KKM hesapları konuşulurken, eski dövize çevrilebilir mevduat örneğini verip, rahmetli Turgut Özal’ın bu hesabı tasfiye ettiğinde şerefine kokteyl verdiğini sık sık yazmıştık. Bu kez maliyetin çok daha büyük olacağı da biliniyordu, Uyarıldı ama bu kamu garantisiyle, en çok da yüklü paraları olan tasarruf sahibi kişi ve şirketlere kur farkı verilen bu hesapları, bile bile oluşturdular.

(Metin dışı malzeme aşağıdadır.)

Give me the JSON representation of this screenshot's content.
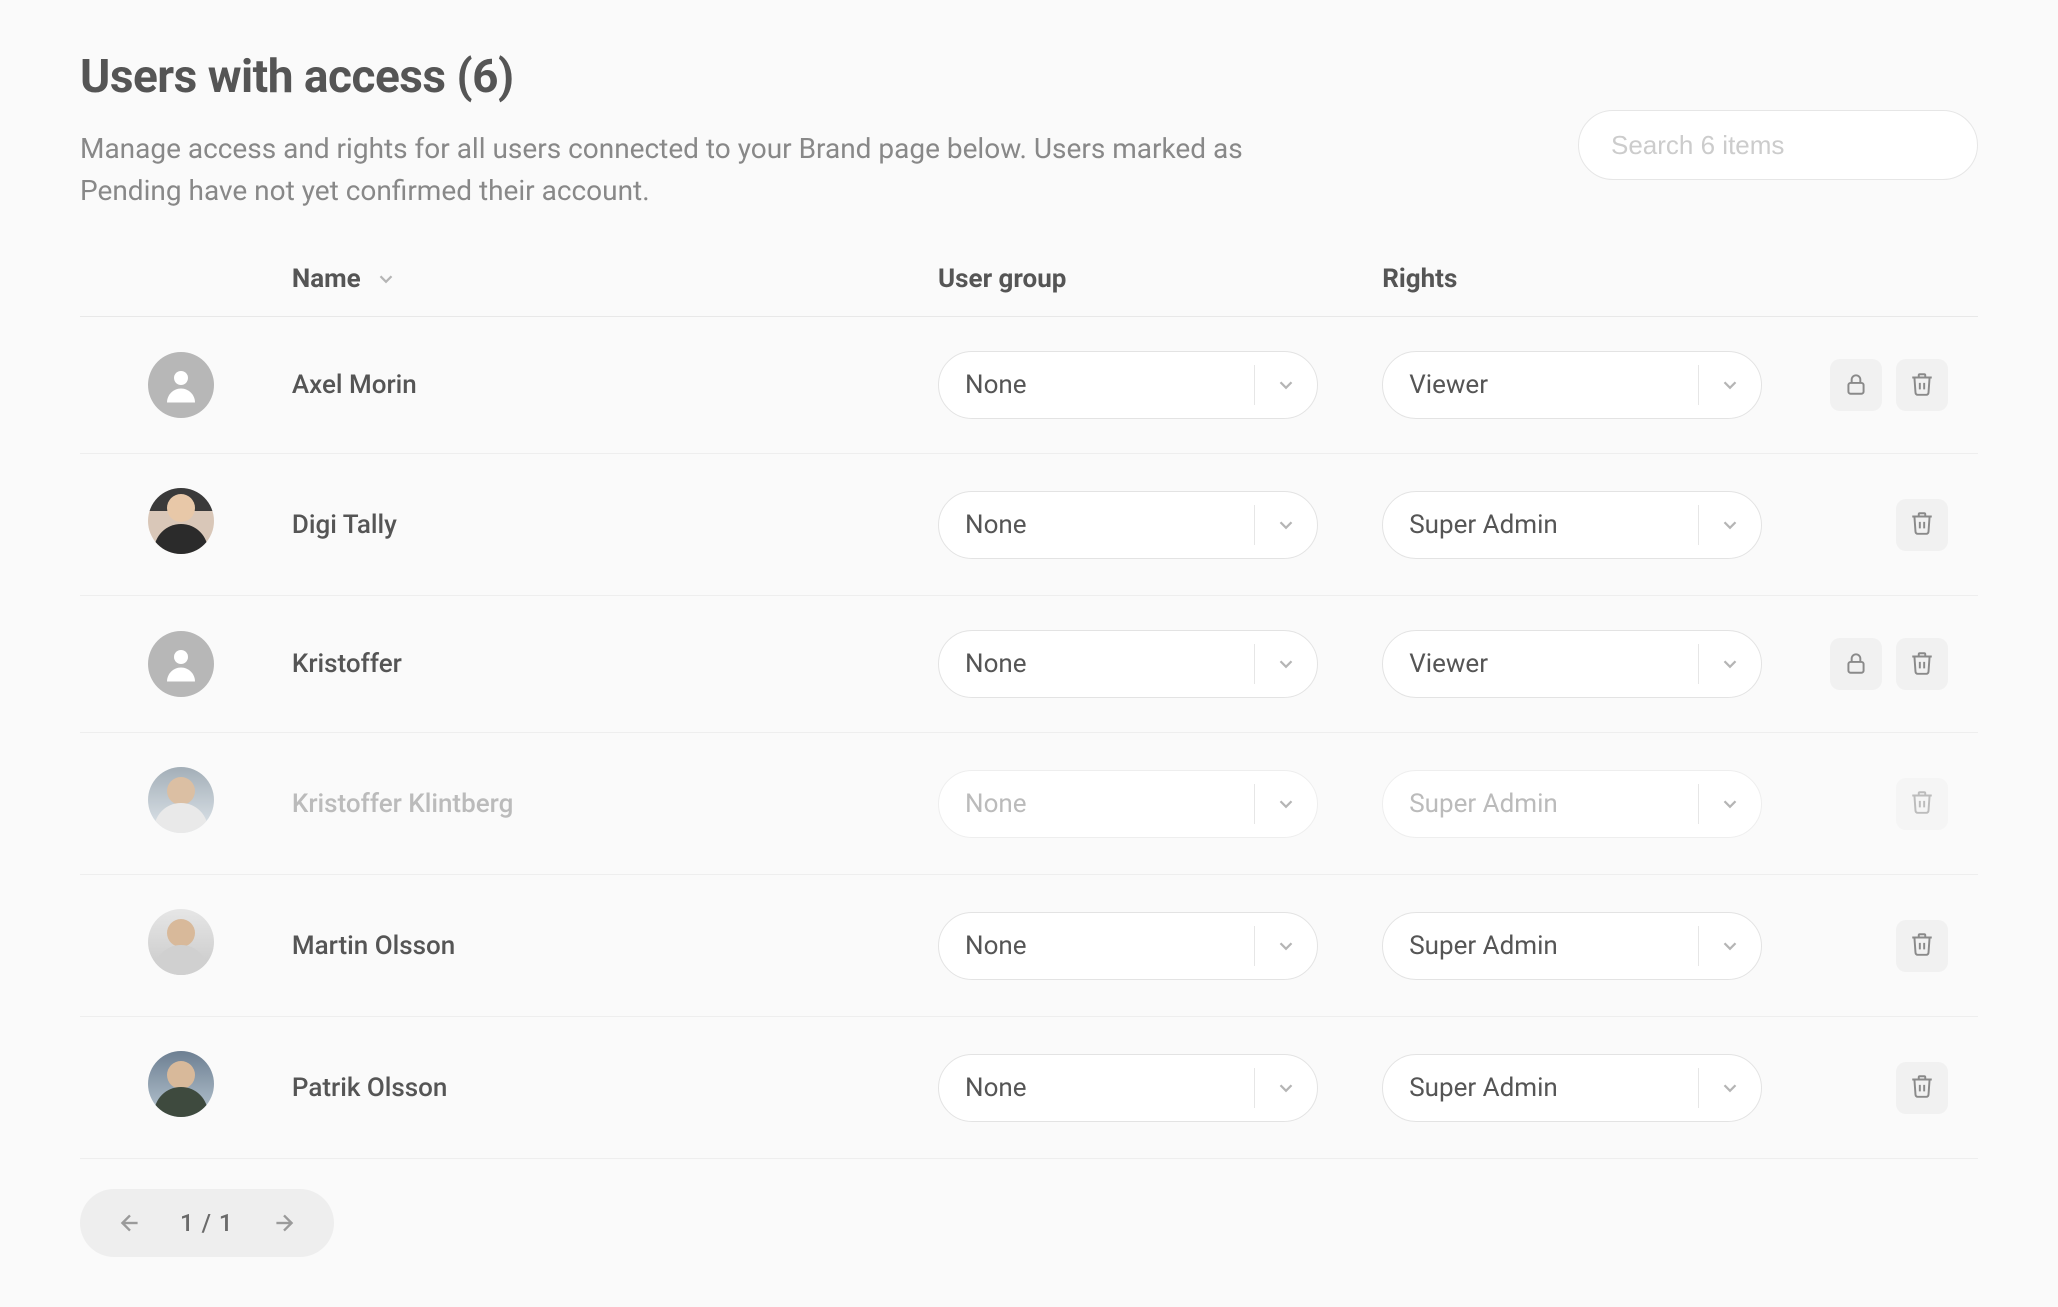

Şimdi bu hesapların ne zaman kapacağını hala bilinmiyor. TL’den KKM’ye çevrilen hesaplar büyük ölçüde geçen bir yıl içinde eritildi. Bu hesapların bir kısmı TL’ye döndü, bir kısmı altın ve dövize yatırım oldu. Asıl iş ise şimdi başlıyor; çünkü dövizden KKM’ye geçen hesapların eritilmesi çok daha zor olacak. Bu hesap sahipleri daha çok döviz yatırımı yapan tasarrufçular ve işlerin iyi gideceği, enflasyonun düşeceği, kurların fazla artmayacağı konusunda güven duymaları gerekiyor ki; bu hesapları TL mevduat hesaplarına çevirebilsinler. Zaten ekonomi yönetimi de bunların hemen TL’ye dönmesini istemiyor, yavaş yavaş eritmek para yönetimi açısından daha rasyonel görülüyor.
Kısacası; AKP iktidarı tabii ki Cumhurbaşkanı Tayyip Erdoğan’ın tercihi doğrulusunda, ekonomi tarihinin ileriye dönük en fazla risk yaratan uygulamasını başlattı, bir süre daha da bu kötü uygulama devam edecek.
Olan ise dar ve sabit gelirliye oldu. Bu nedenle enflasyon çok yükseldi, herkesin ödediği vergilerin büyük bölümü büyük tasarruf sahiplerine artı gelir olarak aktarıldı.